# Suds vs # of stories



## Yikes (Jun 11, 2018)

California Plumbing Code 711.0 Suds Relief. 
_711.1 General. Drainage connections shall not be made into a drainage piping system within 8 feet (2438 mm) of a vertical to horizontal change of direction of a stack containing suds-producing fixtures. Bathtubs, laundries, washing machine standpipes, kitchen sinks, and dishwashers shall be considered suds-producing fixtures. Where parallel vent stacks are required, they shall connect to the drainage stack at a point 8 feet (2438 mm) above the lowest point of the drainage stack. 
Exceptions: 
(1) Single-family residences 
(2) Stacks receiving the discharge from less than three stories of plumbing fixtures _

My question:  If I have a 3 story, slab-on-grade building, at my ground level is my stack considered "less than 3 stories", because at the point that my first floor kitchen sink ties into the stack,  the vertical  "stack" portion is only receiving discharge from the second and third floor?


----------



## mtlogcabin (Jun 11, 2018)

STORY. That portion of a building included between the upper surface of a floor and the upper surface of the floor or roof next above (also see “Basement,” “Building height,” “Grade plane” and “Mezzanine”).

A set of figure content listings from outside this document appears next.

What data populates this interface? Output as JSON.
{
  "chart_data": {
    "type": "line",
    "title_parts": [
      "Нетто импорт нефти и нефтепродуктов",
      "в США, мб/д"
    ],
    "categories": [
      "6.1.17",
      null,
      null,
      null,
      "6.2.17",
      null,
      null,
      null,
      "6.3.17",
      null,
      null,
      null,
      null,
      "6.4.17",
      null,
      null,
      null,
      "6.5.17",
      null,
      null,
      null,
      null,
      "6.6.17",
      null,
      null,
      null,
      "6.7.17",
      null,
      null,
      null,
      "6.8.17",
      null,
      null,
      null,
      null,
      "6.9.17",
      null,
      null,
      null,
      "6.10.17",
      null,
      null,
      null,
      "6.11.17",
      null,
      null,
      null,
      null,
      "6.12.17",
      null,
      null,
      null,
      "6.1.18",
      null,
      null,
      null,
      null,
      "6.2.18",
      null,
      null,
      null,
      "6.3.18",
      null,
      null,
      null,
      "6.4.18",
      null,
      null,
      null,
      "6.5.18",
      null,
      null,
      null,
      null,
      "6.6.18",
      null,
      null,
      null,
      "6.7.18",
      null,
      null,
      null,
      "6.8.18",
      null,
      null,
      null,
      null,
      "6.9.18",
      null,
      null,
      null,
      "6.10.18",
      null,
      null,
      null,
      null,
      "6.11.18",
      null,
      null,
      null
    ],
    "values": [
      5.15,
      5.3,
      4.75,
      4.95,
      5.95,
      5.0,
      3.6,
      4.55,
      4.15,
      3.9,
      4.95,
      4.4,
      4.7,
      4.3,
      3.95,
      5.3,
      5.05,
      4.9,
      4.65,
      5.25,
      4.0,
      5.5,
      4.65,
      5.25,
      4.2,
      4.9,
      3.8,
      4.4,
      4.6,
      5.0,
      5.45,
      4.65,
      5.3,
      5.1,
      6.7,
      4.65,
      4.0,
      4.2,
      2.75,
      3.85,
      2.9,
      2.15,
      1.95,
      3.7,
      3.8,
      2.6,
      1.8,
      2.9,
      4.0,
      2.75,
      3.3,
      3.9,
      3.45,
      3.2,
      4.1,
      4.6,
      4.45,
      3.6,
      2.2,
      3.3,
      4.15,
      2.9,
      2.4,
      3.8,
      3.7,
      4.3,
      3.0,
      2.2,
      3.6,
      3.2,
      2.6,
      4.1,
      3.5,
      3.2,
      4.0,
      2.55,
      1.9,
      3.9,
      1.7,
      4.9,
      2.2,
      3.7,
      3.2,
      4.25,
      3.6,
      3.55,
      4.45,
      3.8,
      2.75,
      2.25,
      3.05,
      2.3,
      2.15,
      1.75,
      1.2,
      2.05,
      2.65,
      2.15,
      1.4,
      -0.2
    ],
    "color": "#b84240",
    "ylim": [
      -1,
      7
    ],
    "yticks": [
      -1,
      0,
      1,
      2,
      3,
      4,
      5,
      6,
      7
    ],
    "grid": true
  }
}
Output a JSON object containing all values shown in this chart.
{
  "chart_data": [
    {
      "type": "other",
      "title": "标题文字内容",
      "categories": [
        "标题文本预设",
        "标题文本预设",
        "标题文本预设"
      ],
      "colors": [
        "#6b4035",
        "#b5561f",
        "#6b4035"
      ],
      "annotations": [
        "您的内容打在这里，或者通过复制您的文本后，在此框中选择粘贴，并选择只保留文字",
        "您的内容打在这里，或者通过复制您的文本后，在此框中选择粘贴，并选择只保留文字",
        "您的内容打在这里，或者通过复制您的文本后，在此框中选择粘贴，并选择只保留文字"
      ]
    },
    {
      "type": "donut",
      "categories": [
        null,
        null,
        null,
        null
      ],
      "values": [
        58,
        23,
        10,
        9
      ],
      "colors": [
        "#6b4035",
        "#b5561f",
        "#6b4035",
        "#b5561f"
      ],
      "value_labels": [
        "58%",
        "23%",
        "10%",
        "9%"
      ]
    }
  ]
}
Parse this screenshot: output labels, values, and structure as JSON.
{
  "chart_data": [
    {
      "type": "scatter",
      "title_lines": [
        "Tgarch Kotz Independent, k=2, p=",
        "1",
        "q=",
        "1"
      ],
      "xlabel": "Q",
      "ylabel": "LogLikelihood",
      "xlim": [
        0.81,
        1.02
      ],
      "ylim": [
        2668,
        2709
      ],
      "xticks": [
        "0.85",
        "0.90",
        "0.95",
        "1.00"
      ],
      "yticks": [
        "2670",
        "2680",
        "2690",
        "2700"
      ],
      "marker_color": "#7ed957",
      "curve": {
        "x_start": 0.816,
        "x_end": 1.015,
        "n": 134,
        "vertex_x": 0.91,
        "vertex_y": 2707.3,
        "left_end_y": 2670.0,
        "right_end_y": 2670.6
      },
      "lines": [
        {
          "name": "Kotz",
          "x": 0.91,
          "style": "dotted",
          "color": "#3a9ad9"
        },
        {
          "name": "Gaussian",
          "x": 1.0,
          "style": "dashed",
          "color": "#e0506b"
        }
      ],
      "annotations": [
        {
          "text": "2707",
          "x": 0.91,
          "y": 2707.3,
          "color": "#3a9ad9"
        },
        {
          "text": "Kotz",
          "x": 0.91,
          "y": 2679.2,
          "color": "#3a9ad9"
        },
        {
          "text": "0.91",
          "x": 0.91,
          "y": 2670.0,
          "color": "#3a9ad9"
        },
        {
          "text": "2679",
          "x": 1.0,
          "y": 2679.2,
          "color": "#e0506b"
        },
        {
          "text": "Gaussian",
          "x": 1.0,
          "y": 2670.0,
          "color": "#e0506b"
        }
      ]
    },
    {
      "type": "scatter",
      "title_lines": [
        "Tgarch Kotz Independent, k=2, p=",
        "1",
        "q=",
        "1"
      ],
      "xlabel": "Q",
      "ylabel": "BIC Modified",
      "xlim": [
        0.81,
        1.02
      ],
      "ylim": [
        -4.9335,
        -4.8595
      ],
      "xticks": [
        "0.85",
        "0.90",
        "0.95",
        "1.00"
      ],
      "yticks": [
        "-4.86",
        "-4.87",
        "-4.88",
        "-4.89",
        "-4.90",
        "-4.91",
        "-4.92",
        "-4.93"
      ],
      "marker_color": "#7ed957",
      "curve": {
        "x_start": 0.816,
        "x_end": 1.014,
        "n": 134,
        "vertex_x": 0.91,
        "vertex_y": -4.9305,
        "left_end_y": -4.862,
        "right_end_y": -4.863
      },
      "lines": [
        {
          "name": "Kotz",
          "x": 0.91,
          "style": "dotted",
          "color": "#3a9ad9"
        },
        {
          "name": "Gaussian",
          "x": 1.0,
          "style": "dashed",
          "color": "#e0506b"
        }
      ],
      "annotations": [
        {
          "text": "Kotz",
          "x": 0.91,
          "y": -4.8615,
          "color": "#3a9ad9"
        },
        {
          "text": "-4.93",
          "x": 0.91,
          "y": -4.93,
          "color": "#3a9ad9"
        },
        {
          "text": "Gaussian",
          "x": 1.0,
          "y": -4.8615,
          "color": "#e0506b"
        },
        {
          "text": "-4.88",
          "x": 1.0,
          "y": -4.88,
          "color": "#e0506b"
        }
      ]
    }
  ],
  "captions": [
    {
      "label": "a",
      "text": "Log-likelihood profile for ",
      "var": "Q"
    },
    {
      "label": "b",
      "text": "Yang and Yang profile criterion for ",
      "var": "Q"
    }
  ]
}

It is measured as the vertical distance from top to top of two successive tiers of beams or finished floor surfaces and, for the topmost story, from the top of the floor finish to the top of the ceiling joists or, where there is not a ceiling, to the top of the roof rafters.


----------



## Builder Bob (Jun 14, 2018)

Verify "Stack" definition of code --- it may provide the answer as stories are kinds irreverent.


----------